←back to thread

90 points Eikon | 1 comments | | HN request time: 0.295s | source

Hi HN,

I've been working on building a pipeline to create a DNS records database lately. The goal is to enable research as well as competitive landscape analysis on the internet.

The dataset for now spans around 4 billion records and covers all the common DNS record types:

    A
    AAAA 
    ANAME
    CAA
    CNAME
    HINFO
    HTTPS
    MX
    NAPTR
    NS
    PTR 
    SOA
    SRV
    SSHFP
    SVCB
    TLSA
    TXT
Each line in the CSV file represents a single DNS record in the following format: www.example.com,A,93.184.215.14

Let me know if you have any questions or feedback!

1. m3047 ◴[] No.41863094[source]
I've worked in the industry at IID and Farsight. I am skeptical of many claims made by IoC vendors.

You need timestamps, or first / last seen.

Records don't exist in a vacuum. They come in RRsets. They are served (sometimes inconsistently) by different nameservers.

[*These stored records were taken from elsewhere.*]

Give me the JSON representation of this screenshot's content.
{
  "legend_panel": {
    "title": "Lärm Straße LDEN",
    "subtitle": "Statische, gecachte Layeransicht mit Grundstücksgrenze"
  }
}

Some use cases care about this.

Records which don't resolve are also useful, especially for use cases which amount to front-running. On any given day if the wind was blowing the right direction .belkin could be one of the top 10 non-resolving TLDs. If your data is any good, check under .cisco for stuff which resolves to 127.0.53.53. ;-)

Information about provenance (where the data comes from) is required for some use cases.

We shipped Farsight's DNSDB on one or more 1TB drives, depending on what the customer was purchasing.